Friday, August 5, 2011

Shell Trick: removing all empty directories

Given a directory structure (a subtree) that contains files and directories, I sometimes want to quickly delete all empty directories. There is a simple one-line command that will do this.

There are also many incorrect solutions that are suggested in online discussions. Before presenting my script that does this, let us examine some of the other suggested ways to do it. They are not completely wrong, they just work only for some special cases.

Consider the example at left. The command will need to walk down the directory tree and search for directories. Any directories that are empty need to be removed.

We want to start examining at d1. Notice that we will find 3 empty subdirectories — d3, d6, and d7. If we remove those, we will create one newly empty directory — d5. Removing that will cause d4 to become empty. Then d4 can be removed and there will be no empty directories remaining.

I have found some suggested solutions but they have drawbacks:
  find d1 -type d -empty -exec rmdir {} \;
This cannot work because it traverses the tree top-down. It will find the first pass of empty directories, but not the ones that become empty when their subdirectories are removed.
  find d1 -type d -empty -exec rmdir -p {} \;
Actually this almost works.
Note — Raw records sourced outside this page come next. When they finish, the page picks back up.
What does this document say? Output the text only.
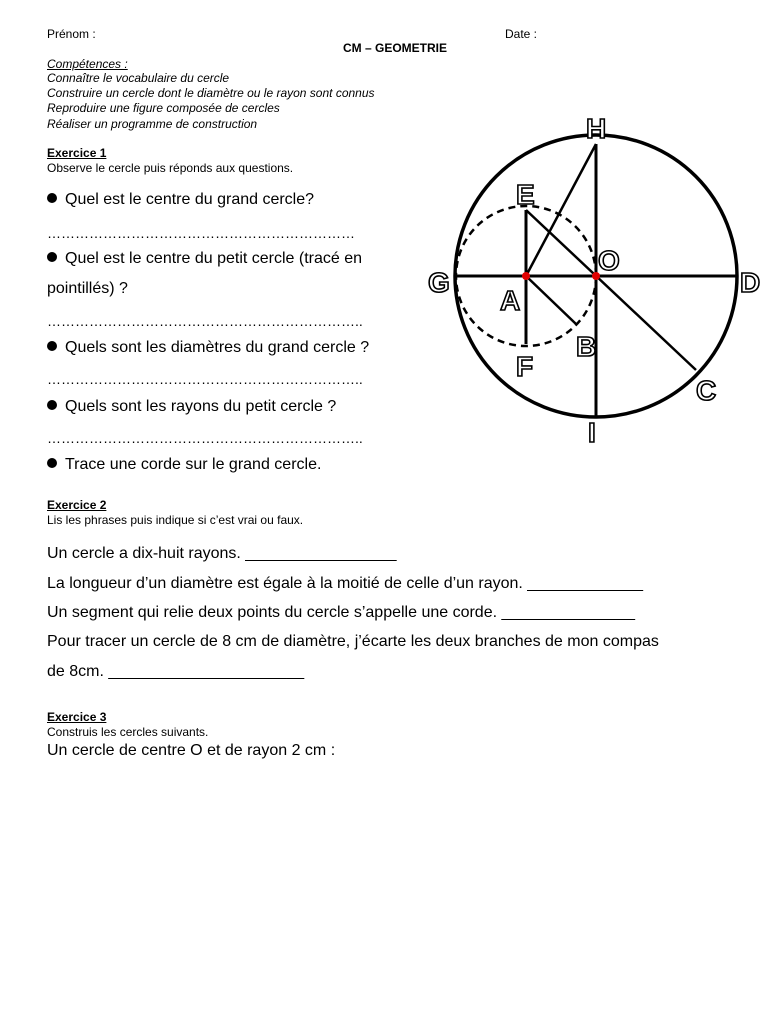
Prénom :	Date :
CM – GEOMETRIE
Compétences :
Connaître le vocabulaire du cercle
Construire un cercle dont le diamètre ou le rayon sont connus
Reproduire une figure composée de cercles
Réaliser un programme de construction
Exercice 1
Observe le cercle puis réponds aux questions.
Quel est le centre du grand cercle?
…………………………………………………………
Quel est le centre du petit cercle (tracé en
pointillés) ?
…………………………………………………………..
Quels sont les diamètres du grand cercle ?
…………………………………………………………..
Quels sont les rayons du petit cercle ?
…………………………………………………………..
Trace une corde sur le grand cercle.
H
E
O
G	D
A
B
F
C
I
Exercice 2
Lis les phrases puis indique si c’est vrai ou faux.
Un cercle a dix-huit rayons. _________________
La longueur d’un diamètre est égale à la moitié de celle d’un rayon. _____________
Un segment qui relie deux points du cercle s’appelle une corde. _______________
Pour tracer un cercle de 8 cm de diamètre, j’écarte les deux branches de mon compas
de 8cm. ______________________
Exercice 3
Construis les cercles suivants.
Un cercle de centre O et de rayon 2 cm :
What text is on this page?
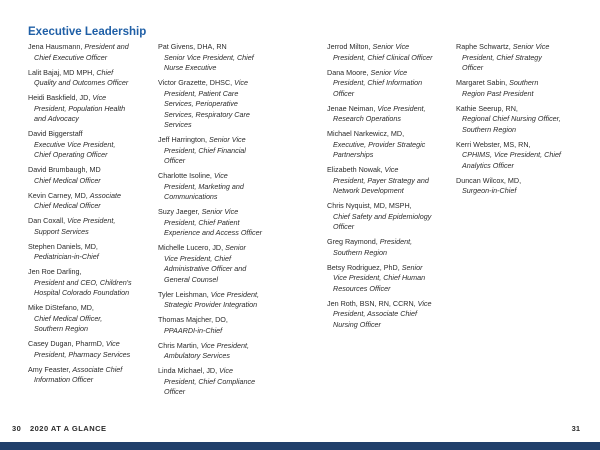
Executive Leadership
Jena Hausmann, President and
Chief Executive Officer
Lalit Bajaj, MD MPH, Chief
Quality and Outcomes Officer
Heidi Baskfield, JD, Vice
President, Population Health
and Advocacy
David Biggerstaff
Executive Vice President,
Chief Operating Officer
David Brumbaugh, MD
Chief Medical Officer
Kevin Carney, MD, Associate
Chief Medical Officer
Dan Coxall, Vice President,
Support Services
Stephen Daniels, MD,
Pediatrician-in-Chief
Jen Roe Darling,
President and CEO, Children's
Hospital Colorado Foundation
Mike DiStefano, MD,
Chief Medical Officer,
Southern Region
Casey Dugan, PharmD, Vice
President, Pharmacy Services
Amy Feaster, Associate Chief
Information Officer
Pat Givens, DHA, RN
Senior Vice President, Chief
Nurse Executive
Victor Grazette, DHSC, Vice
President, Patient Care
Services, Perioperative
Services, Respiratory Care
Services
Jeff Harrington, Senior Vice
President, Chief Financial
Officer
Charlotte Isoline, Vice
President, Marketing and
Communications
Suzy Jaeger, Senior Vice
President, Chief Patient
Experience and Access Officer
Michelle Lucero, JD, Senior
Vice President, Chief
Administrative Officer and
General Counsel
Tyler Leishman, Vice President,
Strategic Provider Integration
Thomas Majcher, DO,
PPAARDI-in-Chief
Chris Martin, Vice President,
Ambulatory Services
Linda Michael, JD, Vice
President, Chief Compliance
Officer
Jerrod Milton, Senior Vice
President, Chief Clinical Officer
Dana Moore, Senior Vice
President, Chief Information
Officer
Jenae Neiman, Vice President,
Research Operations
Michael Narkewicz, MD,
Executive, Provider Strategic
Partnerships
Elizabeth Nowak, Vice
President, Payer Strategy and
Network Development
Chris Nyquist, MD, MSPH,
Chief Safety and Epidemiology
Officer
Greg Raymond, President,
Southern Region
Betsy Rodriguez, PhD, Senior
Vice President, Chief Human
Resources Officer
Jen Roth, BSN, RN, CCRN, Vice
President, Associate Chief
Nursing Officer
Raphe Schwartz, Senior Vice
President, Chief Strategy
Officer
Margaret Sabin, Southern
Region Past President
Kathie Seerup, RN,
Regional Chief Nursing Officer,
Southern Region
Kerri Webster, MS, RN,
CPHIMS, Vice President, Chief
Analytics Officer
Duncan Wilcox, MD,
Surgeon-in-Chief
30 2020 AT A GLANCE	31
The difference with the previous flavor is that it knows that it is operating only on leaf directories, but it also then tries to remove empty parent directories. But it has the problem of not knowing where to stop. There is no bound on the root, so it could remove a directory at a level higher than what we specify.

The correct solution is
  find d1 -depth -type d -empty -exec rmdir {} \;
The important aspect is that we need to do a depth-first traversal of the sub-tree. This will allow us to handle the cases where previously non-empty directories become empty.

So I came up with the following script and named it "rmEmpty.sh". Because the action can be done with a single-line command, it really is not strictly necessary to encapsulate it in a script. But notice how many moving parts are working in the argument list to 'find'. Putting it in a script saves quite some typing. Besides the convenience of this, it also adds a factor of safety.
#!/bin/bash
#-----------------------------------------------------------------------------
# Remove all empty directories under and including the given root(s).
#-----------------------------------------------------------------------------

# If no args given, then root at $PWD.
[ $# == "0" ] && set "$PWD"

# Process each arg as a root to examine.
for root in "$@"; do
if [ -d "${root}" ]; then
find "${root}" -depth -type d -empty -exec rmdir -v {} \;
else
printf "Not a directory: [%s]\n" "${root}"
fi
done
So notice that the action can now be invoked simply as
rmEmpty.sh d1
A couple points:
  • Notice that the quoting of variables as shown is strictly necessary to handle directory names which may contain spaces.
  • The script is verbose about each removal so you can explicitly see all the actions. The "-v" can be removed from the call to 'rmdir' to reduce verbosity.
  • One curiosity of this script is that if you run it with no args, it starts processing from your current working directory. It could end up deleting your current directory. This is not an error condition! You can change to another existing directory and continue working.